Wann : 12.02.11, 11-18 Uhr
Wo : Mehrere Stellen von Boltenhagen bis Stoltera angefahren
Wer : ich + Kumpel
Wetter: wolkenlos ,1°C, SO 3, 
Womit: ich Blech, Kumpel Fussel
Was: nichts
Warum "nichts": *Weil man nirgends angeln konnte!* Die gesamte Küstenstrecke hat einen teilweise mehrere hundert Meter breiten Saum mit *extrem trüben Wasser*. Sichtweite teilweise nur ca. 1/2 Blinkerlänge. Scheint vom Lehm der vielen Steilküstenabspülungen zu kommen


----------



## OssiEde

*AW: Aktuelle Meerforellenfänge Februar*



Prof.Fitzli schrieb:


> Wann : 12.02.11, 11-18 Uhr
> Wo : Mehrere Stellen von Boltenhagen bis Stoltera angefahren
> Wer : ich + Kumpel
> Wetter: wolkenlos ,1°C, SO 3,
> Womit: ich Blech, Kumpel Fussel
> Was: nichts
> Warum "nichts": *Weil man nirgends angeln konnte!* Die gesamte Küstenstrecke hat einen teilweise mehrere hundert Meter breiten Saum mit *extrem trüben Wasser*. Sichtweite teilweise nur ca. 1/2 Blinkerlänge. Scheint vom Lehm der vielen Steilküstenabspülungen zu kommen


 

Die schlechte Sicht liegt wohl eher an den heftigen Wasserstandsveränderungen in den letzten Tagen. Scheinen fast an der ganzen Küste so miese Bedingungen zu herschen.


----------



## Ostseestipper

*AW: Aktuelle Meerforellenfänge Februar*

Hallo zusammen,

kurzer Bericht des gestrigen Tages.

Bei bestem Wetter (leider A....kalt) bin ich mit Kumpel gegen 09:30 Uhr in Rerik (Teufelsschlucht) angekommen. Wie befürchtet war das Wasser durch das vorherige Hochwasser (ca. 1m über normal) sehr trübe. Auf den Bilder seht Ihr auch warum. Es fehlt jede Menge Sand am Strand, der dafür jetzt im Wasser trieb. Bei der Sichtweite im Wasser wären auch die kurzsichtigsten Fische nicht benachteiligt gewesen (geschätzte 5-7 cm |bigeyes). Also haben wir es sportlich gesehen und eine 2-stündige Trainingseinheit für Wurfübungen eingelegt. Durch den Schatten der Steilküste brauchte die Sonne etwas länger um den Strandbereich zu erwärmen . Bis dahin fror das Wasser regelmässig an den Ringen und auf der Spule, so das von Geflecht auf Monofil umgebaut werden musste. |uhoh:
Gegen 12:00 Uhr sind wir dann in die Wismarbucht gewechselt. In der Sonne war es mittlerweile recht angenehm.
Im Wasser sah es aber nur wenig besser aus. Um 15:00 Uhr war dann wirklich Schluss. Leider ohne Fang.
Durch die wärmende Sonne war´s aber trotzdem ein schöner Tag am Wasser.

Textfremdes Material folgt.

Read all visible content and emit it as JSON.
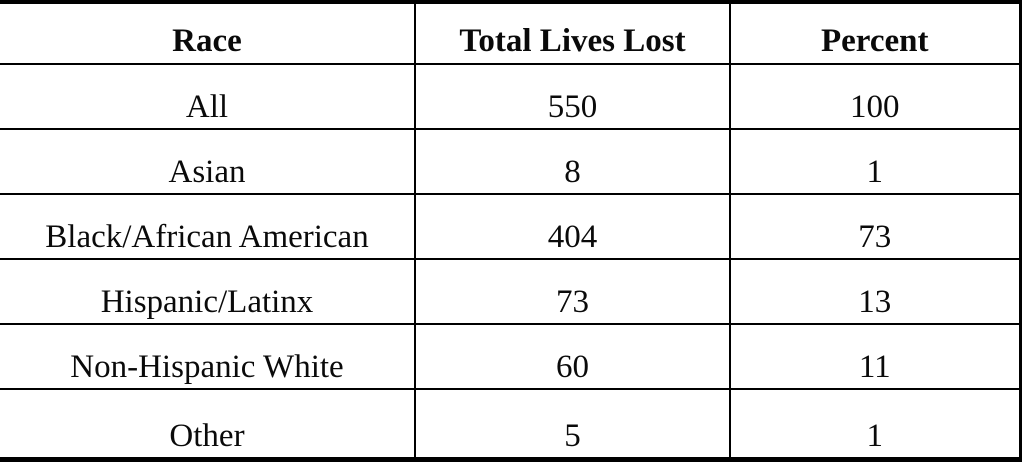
{
  "colors": {
    "background": "#ffffff",
    "border": "#000000",
    "text": "#0a0a0a"
  },
  "chart_data": {
    "type": "table",
    "title": "",
    "columns": [
      "Race",
      "Total Lives Lost",
      "Percent"
    ],
    "rows": [
      [
        "All",
        "550",
        "100"
      ],
      [
        "Asian",
        "8",
        "1"
      ],
      [
        "Black/African American",
        "404",
        "73"
      ],
      [
        "Hispanic/Latinx",
        "73",
        "13"
      ],
      [
        "Non-Hispanic White",
        "60",
        "11"
      ],
      [
        "Other",
        "5",
        "1"
      ]
    ]
  }
}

Wann : 11.02.11, 09:30-15:00 Uhr
Wo : Rerik und Wismar Bucht 
Wer : ich und Kumpel
Wetter: Sonne, Wind 2-3 aus SO
Womit: Spinnflitze und Fusselschwinge
Was : nix

Gruß Mark


----------



## HL-MEFO-Jäger

*AW: Aktuelle Meerforellenfänge Februar*

BIS ENDE FEBRUAR sind MINUS-GRADE angesagt.......teilweise -8 Grad in der Nacht und um 0 Grad am Tag.......also weiter Geräte pflegen und an den Montagen arbeiten......#q
Schon das zweite Jahr solch eine lange Kälteperiode:c
Kann also nächstes Jahr nur besser werden....
Petri an alle die es trotzdem versuchen!:m


----------



## Salty Waterboy

*AW: Aktuelle Meerforellenfänge Februar*

Hoffen wir`s mal!#q

Selbst mit dem Boot läuft bei 20m so gut wie nichts!#c

Gruß Belly


----------



## Enormm

*AW: Aktuelle Meerforellenfänge Februar*

@ Bellyf.. was heist so gut wie nix ...? Wo warst du denn ?
Gruß..


----------



## Eisbär14

*AW: Aktuelle Meerforellenfänge Februar*

Der Versuch wird auf meiner Seite der Insel wohl in die Hode gehen,war heute mal am Strand und mußte feststellen das schon wieder gut 30m Eis am Ufer sind


----------



## Salty Waterboy

*AW: Aktuelle Meerforellenfänge Februar*

@Enormm:

War vor Boltenhagen Ende letzten Jahres und regelmäßig unterhalt ich mich, an den Wochenenden, mit Anglern die gegen Mittag erfolglos die Segel streichen.#c

Gruß Belly


----------



## surfer93

*AW: Aktuelle Meerforellenfänge Februar*

Wann : 13.02.11
 Wo : Kieler Förde
 Wer : Angelkumpel Flo (ekelpac) und ich 
 Wetter: Bedeckt, viel Wind von vorne, ein bisschen Welle und recht stark angetrübtes Wasser
 Womit: Alles was die Kiste an Blecht hergab
 Was : leider nichts, aber ein sehr guter BIss bei mir auf nen  rot/schwarzen Snaps auf voller Wurfweite, doch nach gut 2 Sekunden war  der Spuk auch shocn vorbei
 Warum:Weil ich meine ersten MeFo 2011 fangen wollte und Flo seine erste überhaupt...


----------



## SteinbitIII

*AW: Aktuelle Meerforellenfänge Februar*

hier noch bissl was von meinen ersten Mefoeinsatz 2011

http://www.hart-am-fisch.de/content/view/415/115/lang,deu_DEU/

Allen anderen ein dickes Meerforellenpetri für 2011!!!#h


----------



## Tilman

*AW: Aktuelle Meerforellenfänge Februar*

@ Steinbitt:

DAS ist mal ein Einstand. Mein lieber Scholli. Das können so EInige nicht mal an einem Frellenpuff von sich behaupten, so etwas schn erlebt zu haben !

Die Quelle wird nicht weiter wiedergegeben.